Some forms of early-onset Parkinson's disease are caused by dysfunction in the recycling of mitochondria, which are the powerhouses of our cells. Damaged mitochondria that need to be recycled are marked with a small protein named ubiquitin. This process does not happen in some early-onset patients, and the damaged mitochondria build up and can cause the cell to die.
Our hypothesis is that the absence of the ubiquitin marking of damaged mitochondria in white blood cells can be used to identify patients with faulty mitochondrial recycling.

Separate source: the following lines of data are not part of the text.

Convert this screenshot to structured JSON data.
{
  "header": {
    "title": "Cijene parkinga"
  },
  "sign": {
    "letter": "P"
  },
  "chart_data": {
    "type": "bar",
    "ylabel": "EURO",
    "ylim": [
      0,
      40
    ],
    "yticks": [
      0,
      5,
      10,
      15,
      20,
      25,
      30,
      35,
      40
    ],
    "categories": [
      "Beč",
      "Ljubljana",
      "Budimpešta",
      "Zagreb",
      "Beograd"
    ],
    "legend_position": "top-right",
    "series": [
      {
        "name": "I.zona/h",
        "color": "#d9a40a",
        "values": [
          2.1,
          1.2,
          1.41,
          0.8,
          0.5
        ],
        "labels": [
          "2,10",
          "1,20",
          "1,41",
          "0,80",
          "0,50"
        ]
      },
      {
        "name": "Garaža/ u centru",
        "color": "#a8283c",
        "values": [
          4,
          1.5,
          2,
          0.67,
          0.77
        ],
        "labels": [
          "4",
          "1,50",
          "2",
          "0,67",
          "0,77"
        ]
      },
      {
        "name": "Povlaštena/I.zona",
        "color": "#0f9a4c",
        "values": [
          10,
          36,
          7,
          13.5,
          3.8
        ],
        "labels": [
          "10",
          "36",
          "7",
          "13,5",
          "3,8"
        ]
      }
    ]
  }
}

This current study aims to test the detection of ubiquitin marking of damaged mitochondria in white blood cells from healthy people and early-onset patients with a known mitochondrial recycling fault to ascertain the reliability of the assay. Blood samples will be collected from early-onset Parkinson's patients and people without the disease. White blood cells will be isolated and treated with a toxin that damages their mitochondria. We will then determine if the damaged mitochondria are marked for recycling with ubiquitin. In white blood cells from patients with a fault in mitochondrial recycling, the mitochondria will not be marked with ubiquitin.
Impact on Diagnosis/Treatment of Parkinson's disease:
If we can detect the absence of ubiquitin marking of damaged mitochondria, we could identify patients with this mitochondrial dysfunction. These people could potentially test drugs designed to stimulate the recycling of damaged mitochondria, as they would be the most likely to benefit.
Next Steps for Development:
In future studies, we plan to test early-onset Parkinson's patients with an unknown disease cause to determine if they have a fault in the recycling of mitochondria.